La nouvelle est presque passée inaperçue et pourtant, elle revêt une importance majeure sur la scène internationale. Le Processus de Kimberley est officiellement entré en vigueur le 1er janvier dernier. Il oblige dorénavant plus d’une quarantaine de pays importateurs et exportateurs de diamants à exiger soit un certificat attestant l’origine de la pierre brute, soit à délivrer le certificat. Ce système de certification permettra de retracer la route de la pierre précieuse, de son extraction à sa mise en vente.
Ce projet a été mis en branle, en mai 2000, par quelques pays de l’Afrique australe, dirigé par l’Afrique du Sud. Décimés par des guerres sanglantes financées à même le trafic de diamants brut, ces pays ont mis sur pied le processus, avec l’espoir qu’il mette fin aux conflits. En Sierra Leone, huit ans de guerre civile ont été financés par le commerce illicite de diamants.
Le procédé de certification oblige les pays participants à émettre des certificats aux compagnies qui exportent leurs diamants. En pratique, une compagnie comme BHP Billiton aura à se procurer un certificat valide durant 90 jours pour pouvoir exporter les pierres brutes à l’extérieur du Canada. En contrepartie, toute importation de diamants bruts au Canada devra être accompagnée d’un certificat provenant du pays exportateur, attestant que la pierre est «propre».

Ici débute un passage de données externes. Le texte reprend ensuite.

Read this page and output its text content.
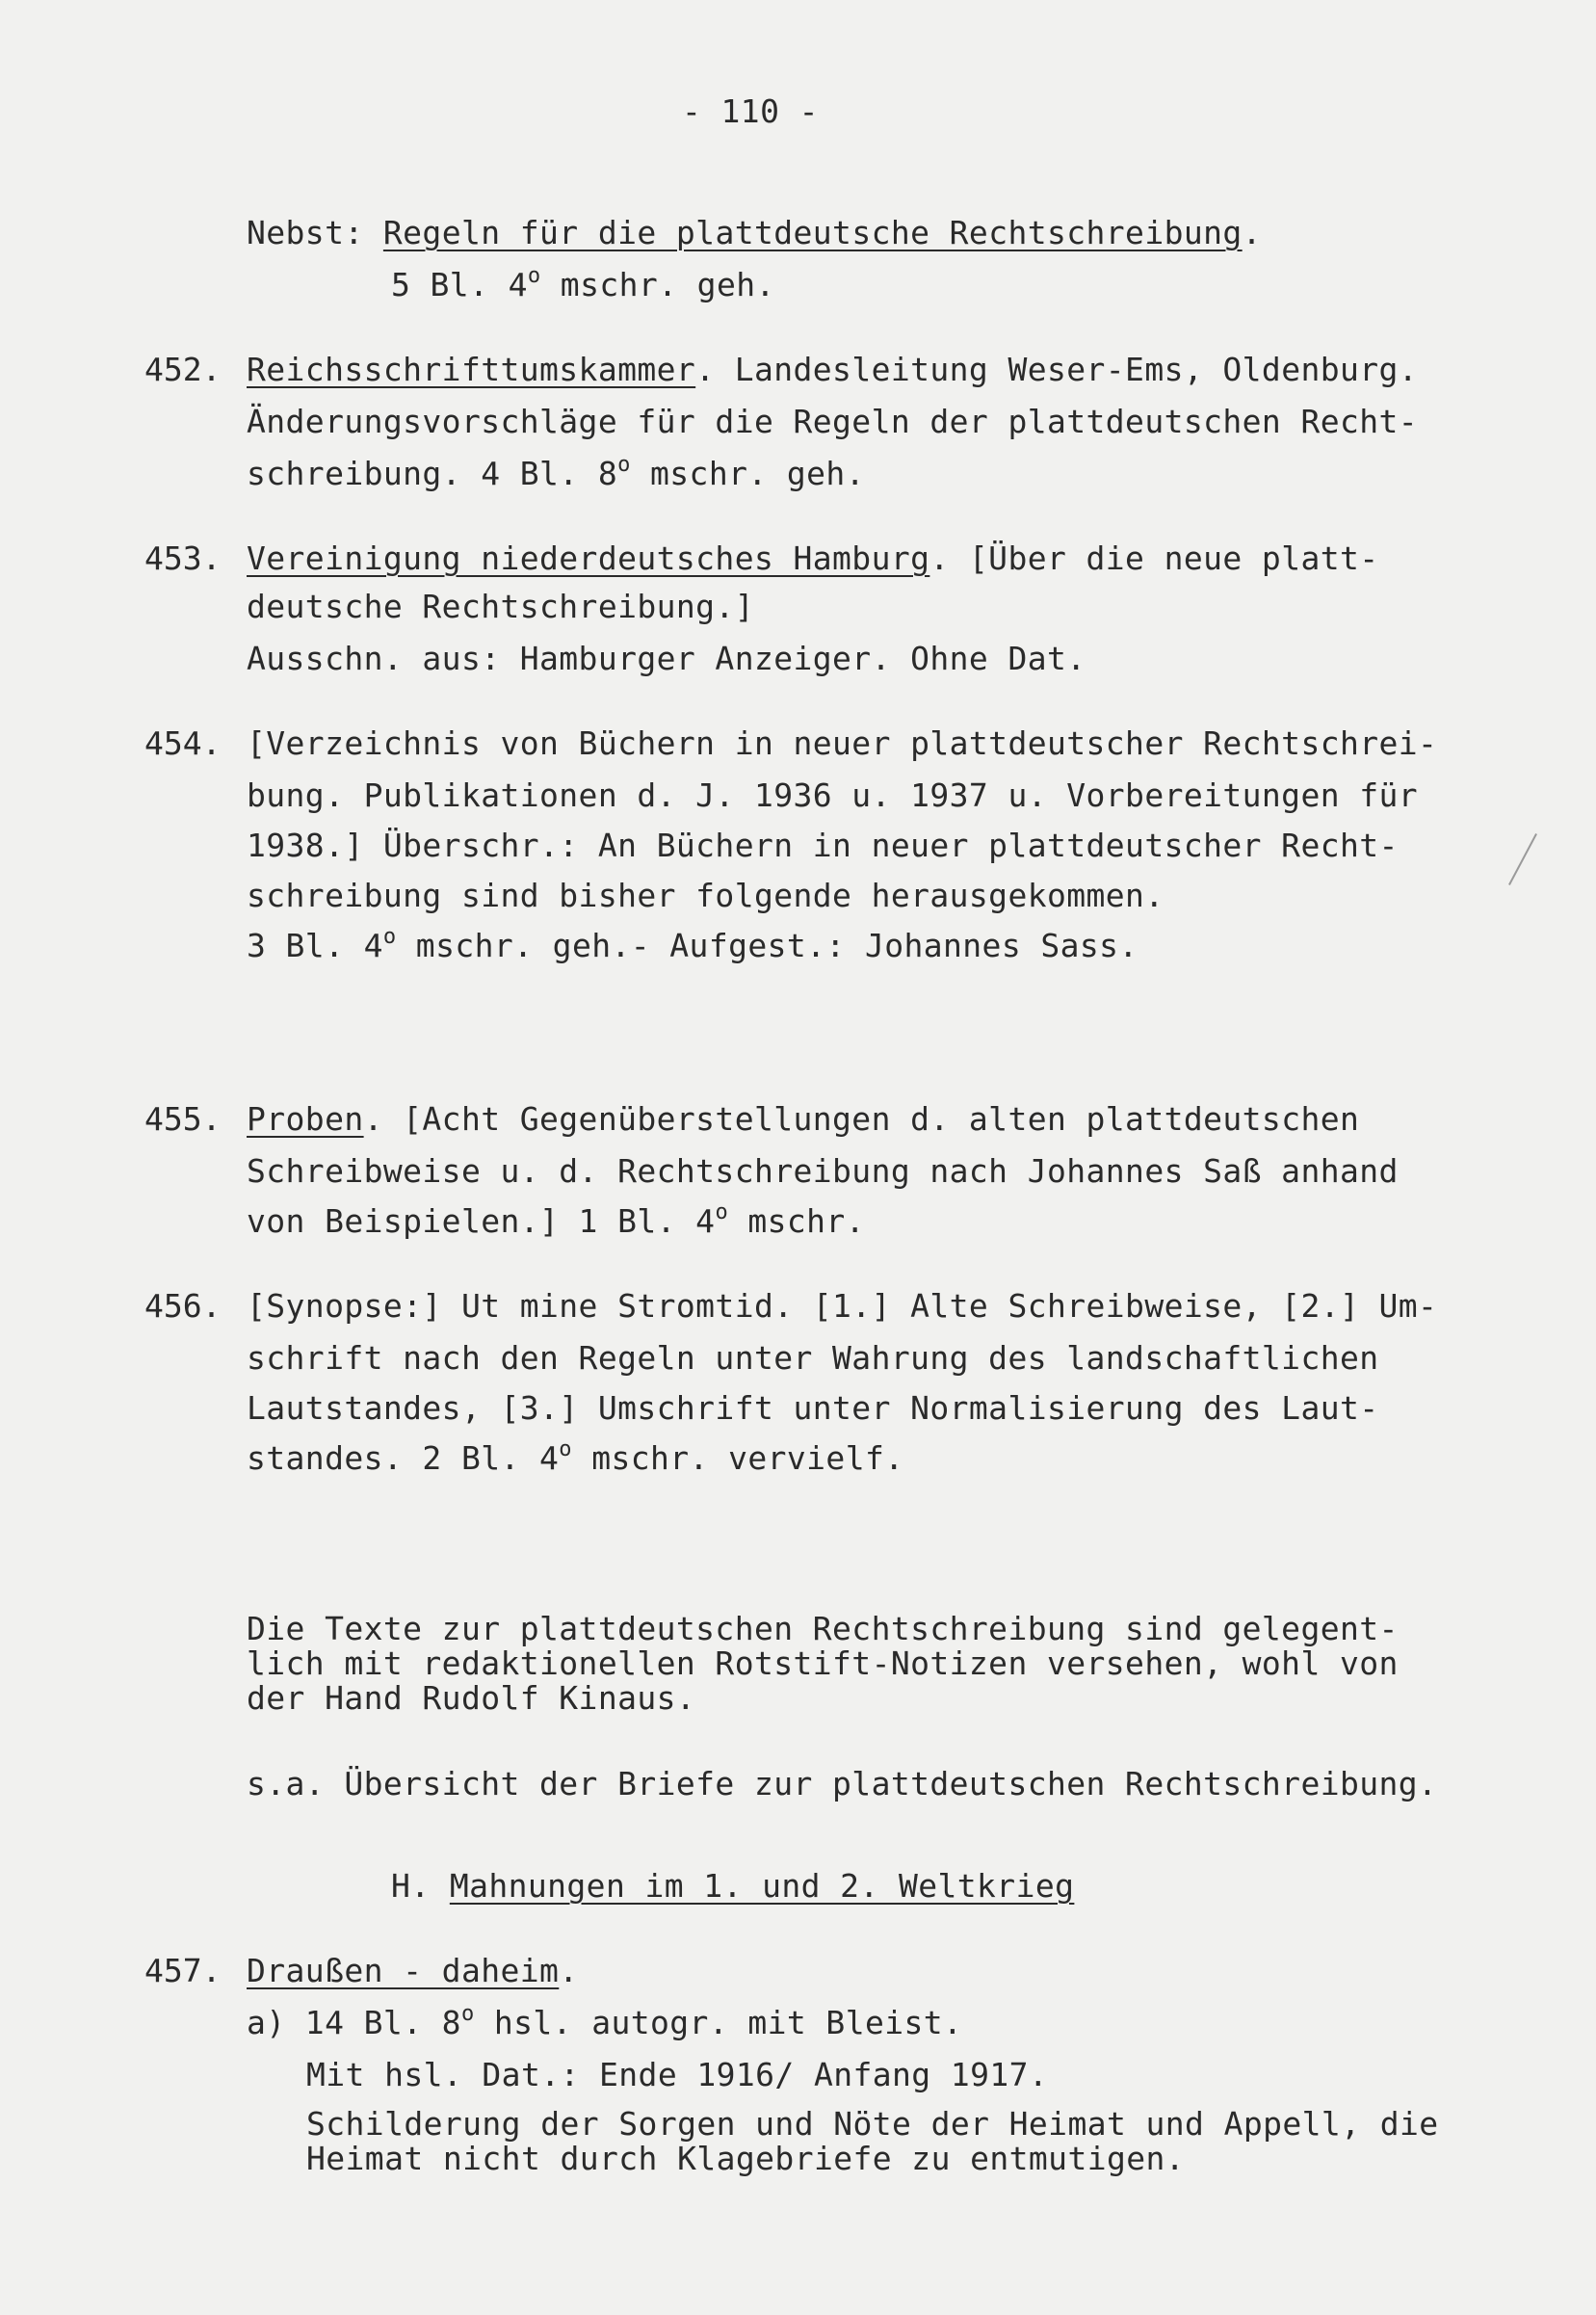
- 110 -
Nebst: Regeln für die plattdeutsche Rechtschreibung.
5 Bl. 4$^o$ mschr. geh.
452. Reichsschrifttumskammer. Landesleitung Weser-Ems, Oldenburg.
Änderungsvorschläge für die Regeln der plattdeutschen Recht-
schreibung. 4 Bl. 8$^o$ mschr. geh.
453. Vereinigung niederdeutsches Hamburg. [Über die neue platt-
deutsche Rechtschreibung.]
Ausschn. aus: Hamburger Anzeiger. Ohne Dat.
454. [Verzeichnis von Büchern in neuer plattdeutscher Rechtschrei-
bung. Publikationen d. J. 1936 u. 1937 u. Vorbereitungen für
1938.] Überschr.: An Büchern in neuer plattdeutscher Recht-
schreibung sind bisher folgende herausgekommen.
3 Bl. 4$^o$ mschr. geh.- Aufgest.: Johannes Sass.
455. Proben. [Acht Gegenüberstellungen d. alten plattdeutschen
Schreibweise u. d. Rechtschreibung nach Johannes Saß anhand
von Beispielen.] 1 Bl. 4$^o$ mschr.
456. [Synopse:] Ut mine Stromtid. [1.] Alte Schreibweise, [2.] Um-
schrift nach den Regeln unter Wahrung des landschaftlichen
Lautstandes, [3.] Umschrift unter Normalisierung des Laut-
standes. 2 Bl. 4$^o$ mschr. vervielf.
Die Texte zur plattdeutschen Rechtschreibung sind gelegent-
lich mit redaktionellen Rotstift-Notizen versehen, wohl von
der Hand Rudolf Kinaus.
s.a. Übersicht der Briefe zur plattdeutschen Rechtschreibung.
H. Mahnungen im 1. und 2. Weltkrieg
457. Draußen - daheim.
a) 14 Bl. 8$^o$ hsl. autogr. mit Bleist.
Mit hsl. Dat.: Ende 1916/ Anfang 1917.
Schilderung der Sorgen und Nöte der Heimat und Appell, die
Heimat nicht durch Klagebriefe zu entmutigen.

Pour le directeur général à la Direction de la politique des minerais et des métaux de Ressources naturelles Canada, Denis Lagacé, le processus de Kimberley va faire augmenter les ventes du diamant canadien. « Les gens qui achètent des diamants coupés et polis veulent s’assurer que les diamants n’ont pas été impliqués dans ce genre de conflits dans les pays d’Afrique, explique-t-il. Nous avons remarqué, depuis qu’on a la première mine canadienne à Ekati, un intérêt particulier et un prix un peu plus élevé pour les diamants canadiens. »
La certification des diamants bruts sera accompagnée d’un système de surveillance et de contrôle, dirigé par le pays participant. Chaque diamant brut qui quitte le Canada passera par ce système. Une fois à l’extérieur du pays, par contre, c’est le pays importateur qui prend le relais. Pour la coalition d’organisations non gouvernementales Partenariat Afrique Canada (PAC), qui œuvre dans le dossier de la sécurité humaine, ce système est la faille du processus, car il ne sera pas indépendant. « Nous en avons discuté durant des négociations qui ont duré trois ans, explique la chargée de projet sur la sécurité humaine et les diamants en Afrique de PAC, Susan Isaac. « Nous ne sommes pas parvenu à mettre sur pied un système de surveillance régulier, indépendant de tous les systèmes nationaux qui sont mis en place par les participants du processus de Kimberley. C’est la faiblesse majeure du processus de Kimberley », ajoute-elle.
Les gouvernements participants ont en effet reculé devant une proposition de système plus transparent, qui, selon eux, menacent leur « secrets d’État » et la confidentialité de leurs pratiques commerciales. Pourtant, selon PAC, plusieurs accords internationaux sont assortis d’un mécanisme de surveillance transparent et indépendant. Partenariat Afrique Canada craint que ce manque de neutralité freine l’atteinte de l’objectif, qui est de retirer du marché les diamants de la guerre. « Nous ne sommes pas assurés qu’il n’y aura pas de diamant de la guerre à travers les diamants qui se vendent sur les marchés internationaux », révèle Susan Isaac.
Les gouvernements participants ne sont toutefois pas réfractaires à l’idée de poursuivre les discussions. Partenariat Afrique Canada veut également mettre sur pied un projet-pilote de surveillance, pour démontrer aux gouvernements qu’un processus de surveillance peut fonctionner sans qu’il y ait un accès aux données confidentielles de l’État. Le directeur général, Denis Lagacé, rappelle que les premiers 36 mois seront scrutés à la loupe pour évaluer les impacts qu’aura eu le processus.
Le Canada est actuellement en période de transition. Il a été l’un des meneurs du projet, en accueillant, entre autres, les délégués internationaux, en mars 2002, à Ottawa. Le ministère des Ressources naturelles a travaillé en collaboration avec le ministère des Affaires extérieures et du Commerce international dans l’élaboration du processus. « Le Canada y voyait une question de protection des droits de la personne, raconte Denis Lagacé. Il y avait aussi un besoin de se rallier avec les autres pays pour s’assurer que la démocratie puisse continuer et non être subventionnée par des groupes révolutionnaires. » Le gouvernement fédéral pourrait amorcer des discussions, sur une éventuelle collaboration avec le gouvernement des Territoires du Nord-Ouest, après la période de transition.